Re: [PATCH net-next v5 2/2] net/smc: handle -ENOMEM from smc_wr_alloc_link_mem gracefully
From: Dust Li
Date: Wed Oct 08 2025 - 10:37:55 EST
On 2025-10-06 11:25:22, Mahanta Jambigi wrote:
>On 29/09/25 7:20 am, Dust Li wrote:
>>> diff --git a/net/smc/smc_core.h b/net/smc/smc_core.h
>>> index 8d06c8bb14e9..5c18f08a4c8a 100644
>>> --- a/net/smc/smc_core.h
>>> +++ b/net/smc/smc_core.h
>>> @@ -175,6 +175,8 @@ struct smc_link {
>>> struct completion llc_testlink_resp; /* wait for rx of testlink */
>>> int llc_testlink_time; /* testlink interval */
>>> atomic_t conn_cnt; /* connections on this link */
>>> + u16 max_send_wr;
>>> + u16 max_recv_wr;
>>
>> Here, you've moved max_send_wr/max_recv_wr from the link group to individual links.
>> This means we can now have different max_send_wr/max_recv_wr values on two
>> different links within the same link group.
>> Since in Alibaba we doesn't use multi-link configurations, we haven't tested
>
>Does Alibaba always use a single RoCE device for SMC-R? In that case how
>redundancy is achieved if that link goes down?
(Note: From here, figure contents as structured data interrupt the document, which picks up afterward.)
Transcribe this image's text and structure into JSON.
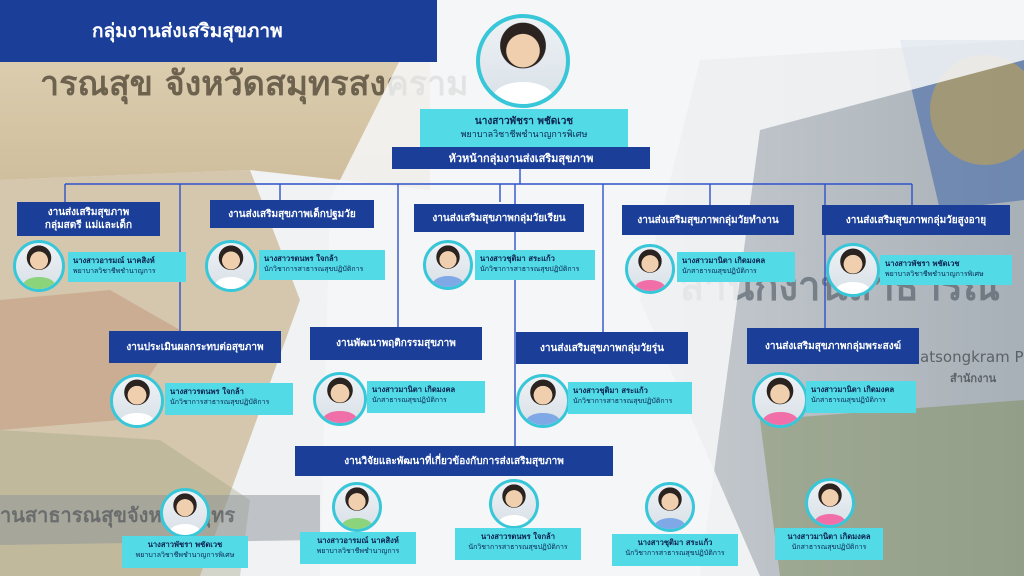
{
  "title": "กลุ่มงานส่งเสริมสุขภาพ",
  "head": {
    "name": "นางสาวพัชรา  พชัดเวช",
    "position": "พยาบาลวิชาชีพชำนาญการพิเศษ",
    "role": "หัวหน้ากลุ่มงานส่งเสริมสุขภาพ"
  },
  "units": [
    {
      "label_line1": "งานส่งเสริมสุขภาพ",
      "label_line2": "กลุ่มสตรี แม่และเด็ก",
      "name": "นางสาวอารมณ์  นาคสิงห์",
      "position": "พยาบาลวิชาชีพชำนาญการ"
    },
    {
      "label": "งานส่งเสริมสุขภาพเด็กปฐมวัย",
      "name": "นางสาวรตนพร ใจกล้า",
      "position": "นักวิชาการสาธารณสุขปฏิบัติการ"
    },
    {
      "label": "งานส่งเสริมสุขภาพกลุ่มวัยเรียน",
      "name": "นางสาวชุติมา  สระแก้ว",
      "position": "นักวิชาการสาธารณสุขปฏิบัติการ"
    },
    {
      "label": "งานส่งเสริมสุขภาพกลุ่มวัยทำงาน",
      "name": "นางสาวมานิตา  เกิดมงคล",
      "position": "นักสาธารณสุขปฏิบัติการ"
    },
    {
      "label": "งานส่งเสริมสุขภาพกลุ่มวัยสูงอายุ",
      "name": "นางสาวพัชรา  พชัดเวช",
      "position": "พยาบาลวิชาชีพชำนาญการพิเศษ"
    },
    {
      "label": "งานประเมินผลกระทบต่อสุขภาพ",
      "name": "นางสาวรตนพร ใจกล้า",
      "position": "นักวิชาการสาธารณสุขปฏิบัติการ"
    },
    {
      "label": "งานพัฒนาพฤติกรรมสุขภาพ",
      "name": "นางสาวมานิตา  เกิดมงคล",
      "position": "นักสาธารณสุขปฏิบัติการ"
    },
    {
      "label": "งานส่งเสริมสุขภาพกลุ่มวัยรุ่น",
      "name": "นางสาวชุติมา  สระแก้ว",
      "position": "นักวิชาการสาธารณสุขปฏิบัติการ"
    },
    {
      "label": "งานส่งเสริมสุขภาพกลุ่มพระสงฆ์",
      "name": "นางสาวมานิตา  เกิดมงคล",
      "position": "นักสาธารณสุขปฏิบัติการ"
    }
  ],
  "research": {
    "label": "งานวิจัยและพัฒนาที่เกี่ยวข้องกับการส่งเสริมสุขภาพ",
    "members": [
      {
        "name": "นางสาวพัชรา  พชัดเวช",
        "position": "พยาบาลวิชาชีพชำนาญการพิเศษ"
      },
      {
        "name": "นางสาวอารมณ์  นาคสิงห์",
        "position": "พยาบาลวิชาชีพชำนาญการ"
      },
      {
        "name": "นางสาวรตนพร ใจกล้า",
        "position": "นักวิชาการสาธารณสุขปฏิบัติการ"
      },
      {
        "name": "นางสาวชุติมา  สระแก้ว",
        "position": "นักวิชาการสาธารณสุขปฏิบัติการ"
      },
      {
        "name": "นางสาวมานิตา  เกิดมงคล",
        "position": "นักสาธารณสุขปฏิบัติการ"
      }
    ]
  },
  "background_text": {
    "sign_top": "ารณสุข  จังหวัดสมุทรสงคราม",
    "sign_right": "สำนักงานสาธารณ",
    "sign_right_small": "atsongkram P",
    "sign_right_small2": "สำนักงาน",
    "sign_bottom": "านสาธารณสุขจังหวัดสมุทร"
  },
  "colors": {
    "title_bar": "#1b3f99",
    "name_box": "#52dbe6",
    "connector": "#2f52c9",
    "photo_ring": "#38c7d8"
  }
}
We expose a virtual RDMA device to our client inside their virtual
machine. The underlying network is already redundant, so it’s got
built-in reliability. You can think of it kind of like virtio-net, but
instead of a regular virtual NIC, it’s an RDMA device.
>
>> this scenario. Have you tested the link-down handling process in a multi-link
>> setup?
>I did test this after you query & don't see any issues. As Halil
>mentioned in worst case scenario one link might perform lesser than the
>other, that too if the kcalloc() failed for that link in
>smc_wr_alloc_link_mem() & succeeded in subsequent request with reduced
>max_send_wr/max_recv_wr size(half).
Great! You can add my
Reviewed-by: Dust Li <dust.li@xxxxxxxxxxxxxxxxx>
>> Otherwise, the patch looks good to me.
>>
>> Best regards,
>> Dust